Ce qu’on appelle “action” et dont la synthèse est déclinable sous la forme de “principe” au sens moral de ce terme — “j’ai des principes et c’est pourquoi j’agirai de telle sorte que…” — n’est qu’une réaction face à la situation, en fait la série des mouvements nécessaires à la préservation, dans cette situation, de notre position relative. C’est après-coup, afin de justification personnelle, qu’on énonce cette action sous la forme d’un principe.
Quelqu’un qui remarque ce qui a lieu chez son voisin, mon voisin par exemple, jeune motard sympathique, plus que ça, gentil, rempli d’enfants et habitant une ferme. Hier il remarque que des monceaux de polystirène disposés contre la façade pour enlèvement plusieurs plaques ont volé à la faveur de l’orage et jonchent les champs alentours, ce que je ne pouvais ignorer. Remarquer ce qui se passe aux alentours de sa ferme me viendrait pas à l’idée et le remarquant je me ferais fort de le taire.
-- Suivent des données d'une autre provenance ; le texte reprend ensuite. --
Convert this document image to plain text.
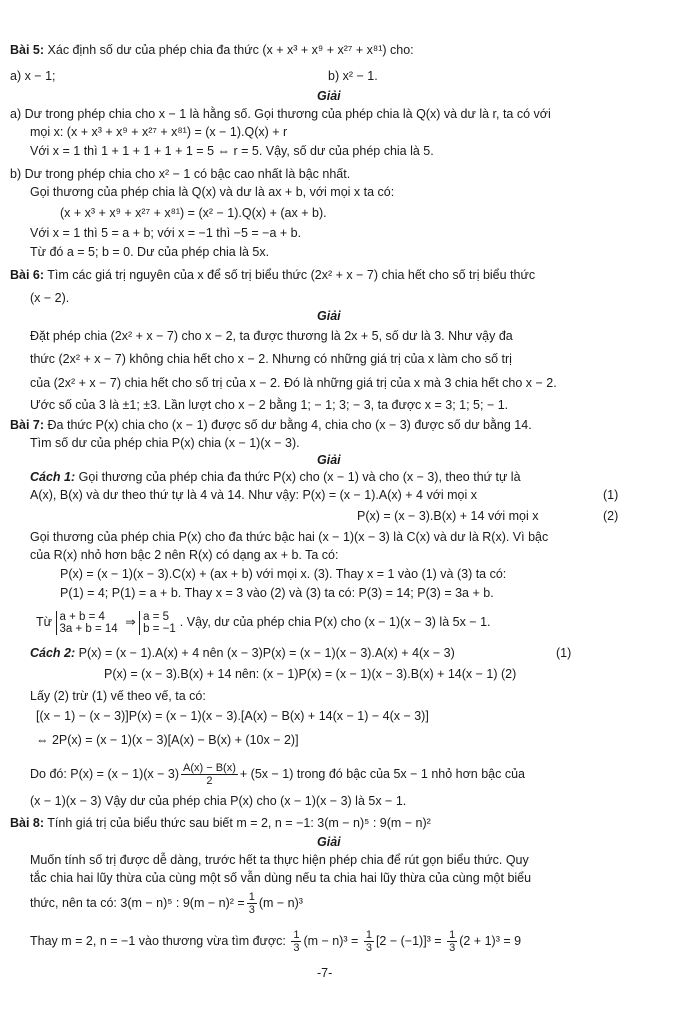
Bài 5: Xác định số dư của phép chia đa thức (x + x³ + x⁹ + x²⁷ + x⁸¹) cho:
a) x − 1;	b) x² − 1.
Giải
a) Dư trong phép chia cho x − 1 là hằng số. Gọi thương của phép chia là Q(x) và dư là r, ta có với
mọi x: (x + x³ + x⁹ + x²⁷ + x⁸¹) = (x − 1).Q(x) + r
Với x = 1 thì 1 + 1 + 1 + 1 + 1 = 5 ⇔ r = 5. Vậy, số dư của phép chia là 5.
b) Dư trong phép chia cho x² − 1 có bậc cao nhất là bậc nhất.
Gọi thương của phép chia là Q(x) và dư là ax + b, với mọi x ta có:
(x + x³ + x⁹ + x²⁷ + x⁸¹) = (x² − 1).Q(x) + (ax + b).
Với x = 1 thì 5 = a + b; với x = −1 thì −5 = −a + b.
Từ đó a = 5; b = 0. Dư của phép chia là 5x.
Bài 6: Tìm các giá trị nguyên của x để số trị biểu thức (2x² + x − 7) chia hết cho số trị biểu thức
(x − 2).
Giải
Đặt phép chia (2x² + x − 7) cho x − 2, ta được thương là 2x + 5, số dư là 3. Như vậy đa
thức (2x² + x − 7) không chia hết cho x − 2. Nhưng có những giá trị của x làm cho số trị
của (2x² + x − 7) chia hết cho số trị của x − 2. Đó là những giá trị của x mà 3 chia hết cho x − 2.
Ước số của 3 là ±1; ±3. Lần lượt cho x − 2 bằng 1; − 1; 3; − 3, ta được x = 3; 1; 5; − 1.
Bài 7: Đa thức P(x) chia cho (x − 1) được số dư bằng 4, chia cho (x − 3) được số dư bằng 14.
Tìm số dư của phép chia P(x) chia (x − 1)(x − 3).
Giải
Cách 1: Gọi thương của phép chia đa thức P(x) cho (x − 1) và cho (x − 3), theo thứ tự là
A(x), B(x) và dư theo thứ tự là 4 và 14. Như vậy: P(x) = (x − 1).A(x) + 4 với mọi x	(1)
P(x) = (x − 3).B(x) + 14 với mọi x	(2)
Gọi thương của phép chia P(x) cho đa thức bậc hai (x − 1)(x − 3) là C(x) và dư là R(x). Vì bậc
của R(x) nhỏ hơn bậc 2 nên R(x) có dạng ax + b. Ta có:
P(x) = (x − 1)(x − 3).C(x) + (ax + b) với mọi x. (3). Thay x = 1 vào (1) và (3) ta có:
P(1) = 4; P(1) = a + b. Thay x = 3 vào (2) và (3) ta có: P(3) = 14; P(3) = 3a + b.
Từ a + b = 4
3a + b = 14 ⇒ a = 5
b = −1 . Vậy, dư của phép chia P(x) cho (x − 1)(x − 3) là 5x − 1.
Cách 2: P(x) = (x − 1).A(x) + 4 nên (x − 3)P(x) = (x − 1)(x − 3).A(x) + 4(x − 3)	(1)
P(x) = (x − 3).B(x) + 14 nên: (x − 1)P(x) = (x − 1)(x − 3).B(x) + 14(x − 1) (2)
Lấy (2) trừ (1) vế theo vế, ta có:
[(x − 1) − (x − 3)]P(x) = (x − 1)(x − 3).[A(x) − B(x) + 14(x − 1) − 4(x − 3)]
⇔ 2P(x) = (x − 1)(x − 3)[A(x) − B(x) + (10x − 2)]
Do đó: $P(x) = (x - 1)(x - 3) \frac{A(x) - B(x)}{2} + (5x - 1)$ trong đó bậc của 5x − 1 nhỏ hơn bậc của
(x − 1)(x − 3) Vậy dư của phép chia P(x) cho (x − 1)(x − 3) là 5x − 1.
Bài 8: Tính giá trị của biểu thức sau biết m = 2, n = −1: 3(m − n)⁵ : 9(m − n)²
Giải
Muốn tính số trị được dễ dàng, trước hết ta thực hiện phép chia để rút gọn biểu thức. Quy
tắc chia hai lũy thừa của cùng một số vẫn dùng nếu ta chia hai lũy thừa của cùng một biểu
thức, nên ta có: 3(m − n)⁵ : $9(m - n)^2 = \frac{1}{3} (m - n)^3$
Thay m = 2, n = −1 vào thương vừa tìm được: $\frac{1}{3} (m - n)^3 = \frac{1}{3} [2 - (-1)]^3 = \frac{1}{3} (2 + 1)^3 = 9$
-7-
Rien de plus pénible que de recevoir ses amis des jours d’affilée, ou il y faut un château. Parler sans cesse, de rien. S’entretenir. Quand vient le moment de s’excuser, je suis heureux de prendre le chemin du lit, en chambre je m’aperçois qu’à ce régime même la lumière est de trop et j’éteins, pressé de me défaire.
A Gimbrède, petite voisine au talent enfantin dont le rire fait tressauter quand il surgit vif et spontané. Le soir, ses parents disputent une partie de boules sous les platanes. Et le lendemain matin, à peine sonnées les cloches de dix heures, elle reparaît à notre porte, vient jouer. Demande si elle peut manger à midi, rester un peu le soir. Le lendemain, c’est L. qui traverse la place, va chez la voisine, disparaît tout le jour et demande encore à dormir là-bas.
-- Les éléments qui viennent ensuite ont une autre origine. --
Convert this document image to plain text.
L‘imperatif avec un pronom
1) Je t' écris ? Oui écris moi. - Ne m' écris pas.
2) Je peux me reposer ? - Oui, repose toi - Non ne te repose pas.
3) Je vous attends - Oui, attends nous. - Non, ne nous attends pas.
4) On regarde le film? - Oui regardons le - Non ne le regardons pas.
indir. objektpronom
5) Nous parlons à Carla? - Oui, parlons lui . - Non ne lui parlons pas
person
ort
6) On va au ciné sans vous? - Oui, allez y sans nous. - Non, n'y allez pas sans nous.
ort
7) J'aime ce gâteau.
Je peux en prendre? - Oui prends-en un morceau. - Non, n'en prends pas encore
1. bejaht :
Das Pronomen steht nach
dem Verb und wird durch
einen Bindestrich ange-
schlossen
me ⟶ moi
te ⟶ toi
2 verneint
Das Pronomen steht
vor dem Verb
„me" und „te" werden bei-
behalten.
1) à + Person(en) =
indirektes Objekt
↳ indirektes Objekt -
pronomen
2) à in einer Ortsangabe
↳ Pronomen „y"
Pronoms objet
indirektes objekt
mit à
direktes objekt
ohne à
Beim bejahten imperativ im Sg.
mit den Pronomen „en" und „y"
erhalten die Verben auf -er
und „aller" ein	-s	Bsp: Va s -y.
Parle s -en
Le poirier et le pêcher agitent leurs branches dans la chaleur, l’herbe jaunit, les chats dorment contre les marches de l’église. Je n’entend pas une voiture. De la forêt au Rhône, le paysage est un. L’atelier n’a pas de fenêtre qui puisse s’ouvrir et il faut pour persévérer se mettre à moitié nu. Dans cet état j’écris des lettres fictives pour Voies secondaires, et parce qu’elles sont fictives — en partie au moins — il leur manque le coeur et le souffle. Il est à craindre qu’elles n’aient le caractère forcé de ces courriers écrits sur demande à des destinataires indifférents, lettres de remerciement par exemple. Mais si j’en écris dix, douze, ou plus, la fatigue aidant…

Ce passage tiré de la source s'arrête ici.